Floyd’s death triggered the Black Lives Matter protest that is happening in all 50 U.S states.  Black people are tired of the systematic injustice happening towards black people.

As a human, I already felt hurt and saddened just by watching the video of this killing.  But as a black person, I was outraged at the fact that a human could do this to another human just because of their skin color. And you want to know what the worst part is?  This isn’t the first time a black person was hurt and or died from police brutality.  There’s Philando Castile shot and killed at a traffic stop by a Minnesota officer.  Eric Garner held in a chokehold by an NYPD officer, who died. Michael Brown, an unarmed teenager shot and killed by a Ferguson, Missouri officer.
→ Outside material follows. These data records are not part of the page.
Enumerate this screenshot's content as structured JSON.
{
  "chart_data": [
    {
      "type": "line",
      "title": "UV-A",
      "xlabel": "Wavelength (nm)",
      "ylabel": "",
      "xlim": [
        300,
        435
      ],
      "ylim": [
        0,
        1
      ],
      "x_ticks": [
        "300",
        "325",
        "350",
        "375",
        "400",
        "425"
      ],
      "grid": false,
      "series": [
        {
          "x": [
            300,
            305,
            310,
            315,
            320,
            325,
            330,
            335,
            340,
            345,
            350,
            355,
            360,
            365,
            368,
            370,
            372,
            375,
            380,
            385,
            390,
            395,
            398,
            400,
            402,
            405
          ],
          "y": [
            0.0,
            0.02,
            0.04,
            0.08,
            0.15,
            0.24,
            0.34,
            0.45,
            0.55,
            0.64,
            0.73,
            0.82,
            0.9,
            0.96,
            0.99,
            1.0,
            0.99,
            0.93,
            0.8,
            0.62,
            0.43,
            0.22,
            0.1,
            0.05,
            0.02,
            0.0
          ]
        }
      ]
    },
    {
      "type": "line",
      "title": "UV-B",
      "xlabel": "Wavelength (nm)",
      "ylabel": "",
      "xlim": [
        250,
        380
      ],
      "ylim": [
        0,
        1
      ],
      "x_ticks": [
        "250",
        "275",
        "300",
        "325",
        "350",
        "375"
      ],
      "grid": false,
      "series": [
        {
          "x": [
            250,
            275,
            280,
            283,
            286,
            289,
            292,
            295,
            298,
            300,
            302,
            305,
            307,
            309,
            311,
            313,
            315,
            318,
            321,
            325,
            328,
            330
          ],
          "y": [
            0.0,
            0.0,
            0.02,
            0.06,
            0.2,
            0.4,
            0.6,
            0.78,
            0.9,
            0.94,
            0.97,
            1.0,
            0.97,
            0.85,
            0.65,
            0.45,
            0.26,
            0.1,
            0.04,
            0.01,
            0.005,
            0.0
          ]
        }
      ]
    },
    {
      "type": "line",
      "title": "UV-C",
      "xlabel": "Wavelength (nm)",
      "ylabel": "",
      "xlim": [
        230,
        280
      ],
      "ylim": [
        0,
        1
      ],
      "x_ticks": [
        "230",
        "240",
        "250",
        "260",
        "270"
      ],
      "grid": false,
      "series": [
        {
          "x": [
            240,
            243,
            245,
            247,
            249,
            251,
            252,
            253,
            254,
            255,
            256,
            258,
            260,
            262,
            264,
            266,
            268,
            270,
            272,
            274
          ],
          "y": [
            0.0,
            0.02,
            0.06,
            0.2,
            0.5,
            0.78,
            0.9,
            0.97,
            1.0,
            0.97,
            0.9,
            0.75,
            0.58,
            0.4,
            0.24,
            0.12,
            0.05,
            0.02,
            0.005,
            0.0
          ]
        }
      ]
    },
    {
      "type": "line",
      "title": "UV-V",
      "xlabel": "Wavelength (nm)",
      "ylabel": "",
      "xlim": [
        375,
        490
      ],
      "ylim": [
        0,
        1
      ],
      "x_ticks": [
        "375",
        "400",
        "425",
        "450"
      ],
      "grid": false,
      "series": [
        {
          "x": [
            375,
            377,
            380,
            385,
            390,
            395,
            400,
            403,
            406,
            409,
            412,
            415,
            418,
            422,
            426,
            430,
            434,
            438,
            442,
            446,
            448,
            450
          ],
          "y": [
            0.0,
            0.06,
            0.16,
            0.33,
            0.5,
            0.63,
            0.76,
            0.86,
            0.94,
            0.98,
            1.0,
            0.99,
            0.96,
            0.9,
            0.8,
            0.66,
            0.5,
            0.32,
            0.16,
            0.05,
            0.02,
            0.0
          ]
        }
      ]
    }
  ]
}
But wait, there’s more.  Tons more.  At the time, 26 years old EMT Breonna Taylor who was shot eight times (and now dead) while in her home when Louisville Metro Police Department officers raided Breonna’s house, in March, in search of drugs they did not find. Breonna would’ve turned 27 years old on June 5th.

When you continuously see black people die from police brutality or just because they were black (which was the cause of Ahmaud Arbery’s death) it makes you wonder when you’ll be next or if you’re going to be next.  In America and all over the world, black people are seen as the “threats” and the “aggressors” when in reality, we’re just the victims.  The people who are always being targeted.  It almost becomes scary to be a black person in a world where you’re seen as the bad person.  Even writing this article is making me think a lot of things including wanting to cry.

But even though black people are always seen as the villains and are always killed because of racism and white supremacy, I wouldn’t want to change my skin color. For nobody, no reason and especially not if it was thought to be ashamed of being black.  And you know why? Because I’m black and I’m proud.